Crise alimentar, crise humanitária

Crise alimentar, crise humanitária
Dom Pedro José Conti, Bispo de Macapá

“Nenhuma região do planeta está isenta de uma possível crise alimentar bem próxima causada pela pandemia covid-19. A Organização das Nações Unidas para a alimentação e a agricultura (FAO) em conjunto com o Programa Alimentar Mundial (PAM) prepararam uma lista de ao menos 27 países que correm o risco da fome e, em alguns casos, já estão vendo o desgaste da insegurança alimentar experimentando um aumento considerável do número de pessoas levadas à fome extrema”. Isso revela o relatório das duas Agências da ONU apresentado à imprensa alguns dias atrás. Nos próximos meses, as previsões, para alguns países da Ásia, da América e da África, são das piores. Também porque alguns desses países já viviam uma crise alimentar grave antes da pandemia. As causas s&at ilde;o d iversas: recessão econômica, instabilidade e insegurança, eventos climáticos extremos como seca ou inundações, pragas na agricultura. Como será o futuro? Quantos milhões de seres humanos morrerão pela fome? Quantas crianças não desenvolverão as suas capacidades por causa da desnutrição? O que acontecerá no Brasil?

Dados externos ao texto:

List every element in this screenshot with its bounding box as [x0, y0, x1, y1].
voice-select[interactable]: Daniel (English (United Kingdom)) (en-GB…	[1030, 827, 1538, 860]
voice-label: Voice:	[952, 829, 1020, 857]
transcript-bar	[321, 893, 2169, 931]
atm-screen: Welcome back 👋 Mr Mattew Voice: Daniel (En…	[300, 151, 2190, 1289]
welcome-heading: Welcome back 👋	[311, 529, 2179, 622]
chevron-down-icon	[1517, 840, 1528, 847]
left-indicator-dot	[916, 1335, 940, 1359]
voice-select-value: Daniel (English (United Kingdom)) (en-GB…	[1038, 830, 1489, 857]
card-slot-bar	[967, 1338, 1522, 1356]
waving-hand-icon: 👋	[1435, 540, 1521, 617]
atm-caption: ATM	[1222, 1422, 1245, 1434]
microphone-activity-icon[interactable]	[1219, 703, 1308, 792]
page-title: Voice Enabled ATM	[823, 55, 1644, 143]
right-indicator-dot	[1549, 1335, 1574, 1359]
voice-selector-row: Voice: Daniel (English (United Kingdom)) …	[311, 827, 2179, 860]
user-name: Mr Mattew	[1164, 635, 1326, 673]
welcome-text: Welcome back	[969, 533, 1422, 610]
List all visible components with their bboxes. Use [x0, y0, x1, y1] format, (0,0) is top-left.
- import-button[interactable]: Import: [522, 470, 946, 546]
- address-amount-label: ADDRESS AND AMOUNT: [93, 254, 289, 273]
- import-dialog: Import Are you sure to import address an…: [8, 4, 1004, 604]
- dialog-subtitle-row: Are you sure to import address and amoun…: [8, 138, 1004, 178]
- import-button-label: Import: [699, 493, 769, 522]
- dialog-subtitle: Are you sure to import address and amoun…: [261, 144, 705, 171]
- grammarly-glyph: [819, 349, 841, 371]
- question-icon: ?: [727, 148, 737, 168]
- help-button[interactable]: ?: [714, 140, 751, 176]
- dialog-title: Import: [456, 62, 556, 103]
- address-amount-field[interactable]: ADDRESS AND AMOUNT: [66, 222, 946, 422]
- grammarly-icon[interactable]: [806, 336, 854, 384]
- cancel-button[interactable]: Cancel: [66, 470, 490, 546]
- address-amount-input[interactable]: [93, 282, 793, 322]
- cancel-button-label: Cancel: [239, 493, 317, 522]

No domingo do evangelho da “multiplicação” dos pães e dos peixes começo a minha reflexão com essas notícias. Não é uma historinha imaginária. É a duríssima realidade de milhões de seres humanos como nós, com as mesmas necessidades de alimento e de água. Com a mesma vontade de viver! Mas o que podemos fazer? Todos nós nos sentimos impotentes frente às dimensões da crise, no entanto a nossa consciência de cristãos e de pessoas “humanas” não pode nos deixar indiferentes. Se acreditamos, as palavras de Jesus podem nos ajudar a entender e, espero, também a agir.
A primeira palavra é “compaixão” (Mt 14,14). Ao sair do barco, Jesus vê o povo e se enche de compaixão. É o sentimento de quem abre o seu coração para deixar entrar o sofrimento dos outros. A dor alheia se torna também a nossa. Mexe conosco. O contrário, evidentemente, é fechar os olhos, virar as costas e esquecer ou a desculpa de sempre: eu não sabia! São tantas as formas para calar a nossa sensibilidade. Curioso: choramos e torcemos para que o bem triunfe assistindo a filmes e telenovelas, mas estamos prontos a julgar um pobre como preguiçoso e vagabundo. Quando desistimos de ser “humanos”, deixamos também de sermos imagem e semelhança de um Deus que se revelou amoroso e compassivo.

A segunda palavra de Jesus é um verdadeiro desafio para os discípulos: – Dai-lhes vós mesmo de comer! (Mt 14,16). Eles só têm “cinco pães e dois peixes”. Pouco demais para a fome da multidão. Contudo, dá para começar. Talvez o segredo esteja nisto: ousar algo novo, algo que parece impossível. Arriscar a partilha, arriscar uma nova economia mundial. Ilusão? Papa Francisco sempre nos fala para sermos criativos, de abrir caminhos novos, de não esperarmos pelos outros. Não é possível que uma humanidade tão fecunda de tecnologia nas comunicações, nas armas letais, nos gastos enormes para shows espetaculares, não saiba o que fazer para resolver a fome no mundo. Estamos chegando em Marte, mas estamos “perdidos” ainda por aqui, no planeta Terra, porque estamos “perdendo” milhões de vidas humanas.

A terceira palavra de Jesus é: – Trazei-os aqui (Mt 14,18). Ele pede que confiem nele, que acreditem que o impossível pode acontecer com a compaixão e a partilha. Mas não só naquele momento, por causa daquela fome, mas sempre. Jesus nos pede para aprendermos com ele a vencer o medo de sermos mais fraternos e solidários. É por isso que o evangelista Mateus nos deixa perceber, antecipadamente, os gestos da Eucaristia, o que Jesus fará na despedida da Última Ceia. Esse é o “milagre” que não pode parar de acontecer: uma turma de discípulos que continua a manter viva a memória-presença de Jesus, reparte o Corpo e o Sangue dele, para construir uma humanidade “nova” de irmãos, sem ódio, sem ganância, sem fome. A Eucaristia não é só “comunhão” com Jesus sacramentado, é também comunhão com aqu ele Jesus que está com fome e que um dia vai nos dizer “foi a mim que o fizestes”.